Women can enter mosque, but SC can’t rule on it : AIMPLB

New Delhi : The All India Muslim Personal Law Board told the Supreme Court on Tuesday that Muslim women are free to enter a mosque to offer prayers but since Islam has not made it obligatory for women to join congregational prayer, the court cannot enter the religious arena to decide this issue.

Responding to petitions in the SC on women’s right to enter the Sabarimala temple, mosques and entry of Parsi women who marry outside the community into agiyaris, the AIMPLB said, “A Muslim woman is free to enter a masjid for prayers. It is her choice to exercise her right to avail of such facilities as available. AIMPLB does not want to comment on any contrary religious opinion on this issue.”

However, the board was of the strong view that the entry of Muslim women into mosques fell squarely within the religious domain. “The questions as raised in the petition are relating to doctrine of religious principles and directly in relation to tenets of Islam… It shall not be appropriate for the Supreme Court to enter into the religious practices…” the AIMPLB said.

Reacting to this stand of AIMPLB, a Twitter user has rightly said in a following tweet,

‘Not a must for Muslim women to join prayer congregations’

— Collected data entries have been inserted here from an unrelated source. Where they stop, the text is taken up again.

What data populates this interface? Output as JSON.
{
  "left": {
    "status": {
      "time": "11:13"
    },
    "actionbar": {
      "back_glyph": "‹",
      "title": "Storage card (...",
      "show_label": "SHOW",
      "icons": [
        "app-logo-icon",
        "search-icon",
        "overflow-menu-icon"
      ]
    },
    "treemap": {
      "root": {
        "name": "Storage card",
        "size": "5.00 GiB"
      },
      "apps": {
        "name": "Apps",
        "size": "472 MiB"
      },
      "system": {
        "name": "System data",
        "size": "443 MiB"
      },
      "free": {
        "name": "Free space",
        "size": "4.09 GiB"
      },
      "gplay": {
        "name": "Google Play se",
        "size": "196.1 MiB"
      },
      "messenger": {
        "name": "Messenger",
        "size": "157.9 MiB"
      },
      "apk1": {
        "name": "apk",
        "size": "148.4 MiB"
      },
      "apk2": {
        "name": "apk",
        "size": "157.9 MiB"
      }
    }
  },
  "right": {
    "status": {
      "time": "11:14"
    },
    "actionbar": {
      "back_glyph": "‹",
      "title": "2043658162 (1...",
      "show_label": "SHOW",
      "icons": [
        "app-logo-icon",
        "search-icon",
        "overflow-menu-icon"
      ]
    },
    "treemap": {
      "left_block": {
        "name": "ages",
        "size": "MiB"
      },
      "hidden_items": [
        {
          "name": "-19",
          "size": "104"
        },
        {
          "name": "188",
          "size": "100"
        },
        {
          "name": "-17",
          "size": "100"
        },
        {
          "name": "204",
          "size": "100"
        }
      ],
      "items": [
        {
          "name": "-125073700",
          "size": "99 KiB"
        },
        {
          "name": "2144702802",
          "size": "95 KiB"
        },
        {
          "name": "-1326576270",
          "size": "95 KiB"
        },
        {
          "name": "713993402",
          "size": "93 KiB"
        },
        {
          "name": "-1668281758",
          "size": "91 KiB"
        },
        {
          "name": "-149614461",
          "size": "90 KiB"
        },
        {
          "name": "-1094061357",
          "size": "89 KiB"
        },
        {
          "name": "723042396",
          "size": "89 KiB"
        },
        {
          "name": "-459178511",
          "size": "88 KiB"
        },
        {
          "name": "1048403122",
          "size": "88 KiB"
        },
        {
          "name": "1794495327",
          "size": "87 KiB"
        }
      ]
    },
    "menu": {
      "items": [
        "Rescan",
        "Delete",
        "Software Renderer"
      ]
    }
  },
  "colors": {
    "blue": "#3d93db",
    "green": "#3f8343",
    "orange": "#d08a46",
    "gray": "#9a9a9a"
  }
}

The rights claimed in the petition do not merely concern the management of a religious place neither do they concern regulating the activities connected with religious practice,” AIMPLB said.

It said a muttawali manages a mosque and it is his private decision to regulate the entry of worshipers. This could not be equated with state action to make it liable for a test of constitutionality. Refusing to join issue with others in the community who feel Muslim women should not enter mosques, the AIMPLB said, “Islam has not made it obligatory on Muslim women to join congregational prayer nor is it obligatory for women to offer Friday namaz in congregation though it is so for Muslim men.” On fatwas being issued barring entry of Muslim women in mosques, it said fatwas are opinions based on religious texts and their interpretation and have no statutory force. It was for the believer, who seeks fatwa, to abide by it or ignore it.